I’ve got a new problem. Now that I’m reading more critically, how do I keep track of all the info I’m stuffing into my noggin?
While I’m a note taker and a notebook addict in general, I don’t have a consistent system for organizing shiny new learning.
Have you ever read a book passage that you’re certain could one day be applicable to your life? But, between your shopping list, work to-dos, and your aunt’s upcoming birthday, the passage quickly fades from your memory causing you to draw a blank when you really need to reference it. Source: Zapier
Time for a refresher course on taking notes. One of these seven techniques is bound to suit your style.
1. Outline Method
- Create main topics with bullets below each topic
- Leave white space between topics for your own thoughts, analysis, reflections, summary, thought provoking questions
- Draw a box around your own thoughts so they stand out
- Highlight the box to make it stand out further; try colored highlights to signify different things such as questions, ideas, cross-references
2. Cornell Method
- Invented by (you guessed it) Cornell University
- Divide the page into three sections:
- Left margin is for questions, keywords, main points
- Note taking section is about 75% of page and used for note taking, using the outline method, main topics with bullets
- Bottom 2 inches of the page is summary of the basic points on the page
- Review your notes by covering the note taking section with your hand or folding the page over.
- Recite. Based on the cues, keywords and main points in the margin, try to recite the note. If you can’t, it means you may have left out a main point.
- Reflect on what you’ve learned and add any cross references from other notes to the margin
3. Mind Mapping
- Write down main ideas rather than bullet points or sentences
- Connect ideas with boxes, arrows, and circles
- Not as much a study aid as the other two methods above but designed to improve or stimulate your understanding of the material as you are reading it.
- More difficult to share with others. Meant to jog your own memory
- Combine with outline or Cornell method by using the arrows to make connections after note taking.
- Create an index of what you read at the beginning of a book. See Shane Parrish and Maria Popova
- Add signifiers or a key to index items to help you remember and cross reference other works. Example: tag items as Quotes, Ideas, Research
- Fast and easy to do, and ideal if your brain likes working in analog, old school formats
- Index is at the front of the book for all time
5. Note cards
- Another analog system (yay!)
- Write, underline, and mark up books with notes in book (as in Index method) and fold up the corner of the page. See Ryan Halliday and Commonplace Book
- Transfer all the notes on the marked pages to note cards after the book is finished.
- Capture a single quote or idea per card, and be sure to include the book and page or source references
- Allows you to organize by topic very easily
- Options include transferring notes into Evernote or Google Docs doc, and using stickies or colored flags instead of folding pages
TIP Copying by hand or typing increases retention over to cut and paste from Kindle. Wait a few days to a week before transferring the notes to process the information better and improve retention even more (power up)
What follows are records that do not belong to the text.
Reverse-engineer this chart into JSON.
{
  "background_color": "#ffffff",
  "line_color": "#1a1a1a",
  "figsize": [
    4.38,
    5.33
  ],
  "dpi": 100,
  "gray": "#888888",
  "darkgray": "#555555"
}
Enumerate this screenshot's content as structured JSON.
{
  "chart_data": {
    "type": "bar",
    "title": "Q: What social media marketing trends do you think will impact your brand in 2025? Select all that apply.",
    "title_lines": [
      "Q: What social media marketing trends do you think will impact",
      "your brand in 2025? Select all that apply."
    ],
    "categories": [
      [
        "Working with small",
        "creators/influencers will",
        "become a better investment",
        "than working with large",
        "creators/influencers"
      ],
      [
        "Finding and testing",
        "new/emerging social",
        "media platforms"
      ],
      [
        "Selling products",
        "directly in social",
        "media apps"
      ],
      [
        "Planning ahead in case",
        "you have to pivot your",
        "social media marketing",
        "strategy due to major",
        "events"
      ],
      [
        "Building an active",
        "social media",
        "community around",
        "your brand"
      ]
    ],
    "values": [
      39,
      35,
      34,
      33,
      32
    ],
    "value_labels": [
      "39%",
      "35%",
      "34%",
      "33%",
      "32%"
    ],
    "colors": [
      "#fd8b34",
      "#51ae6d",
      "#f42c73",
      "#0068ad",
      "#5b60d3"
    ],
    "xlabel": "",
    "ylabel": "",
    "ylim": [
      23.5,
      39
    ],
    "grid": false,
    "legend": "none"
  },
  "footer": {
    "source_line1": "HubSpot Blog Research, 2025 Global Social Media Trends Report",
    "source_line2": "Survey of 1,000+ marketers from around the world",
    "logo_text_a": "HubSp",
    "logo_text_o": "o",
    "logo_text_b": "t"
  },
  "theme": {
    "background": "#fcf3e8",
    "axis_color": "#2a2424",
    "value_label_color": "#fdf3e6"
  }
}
- Also known as visual note taking
- Instead of capturing ideas in the order presented (either by listening to a lecture or reading), use simple drawings and doodles to place different ideas next to one another
- Helps you see the connections between ideas
- Start in the middle of the page with the main topic
- Branch out adding subtopics around the main idea (sounds a bit like mind mapping but with more pictures)
- Difficult to start doing if you don’t like doodling; you may default to words instead of pictures. Practice!
- Make a visual reference library of easy to draw icons and images. See Sacha Hua and Mike Rohde
- You don’t have to be an artist to take visual notes!
- Remember there’s no pressure to make it pretty or good
6. Highlighting in an app for Kindle, iPad or tablet
- Digital strategy!
- Notes are all available and searchable on the app which can be a huge timesaver.
- Making annotations and highlights with keyboard or mouse can be more finicky than old school pencil.
- Use coloured highlights to differentiate types of notes (this capability depends on the app):
- Pink – Ideas and words I want to explore further
- Yellow – Memorable passages I want to remember for later
- Orange – Books I want to add to my reading list
- Instructions for taking notes on Kindle, some apps for Android and Windows, and apps for iPhone and iPad
7. Evernote for note storage
- Evernote app for Windows and Mac (free and premium versions)
- Store notes in Evernote using any of the above methods
- Use Evernote handwriting recognition to translate a handwritten note into text
- Email notes created elsewhere into your Evernote folders using the free Evernote email address
- Organize and tag notes consistently for fast search and retrieval. The key is to have an Evernote system for this. If you don’t, you’ll end up with a big digital mess. Michael Hyatt has an epic system for organizing in Evernote.
Final note taking tips
- Develop a consistent shorthand
- Develop a reference for sketchnote objects icons
- Capture sources as you go, don’t rely on memory
- Identify the most important material
- Review notes later
To recap: your system should help you summarize information and organize by topic and/or by source so that you can easily find stuff.
This goes for digital systems as well as analog. Just becuase something is digital and “searchable” doesn’t mean it’s easier to use. Eg. take a look at your desktop, documents folder or Google Drive. These catch-all places get messy real fast.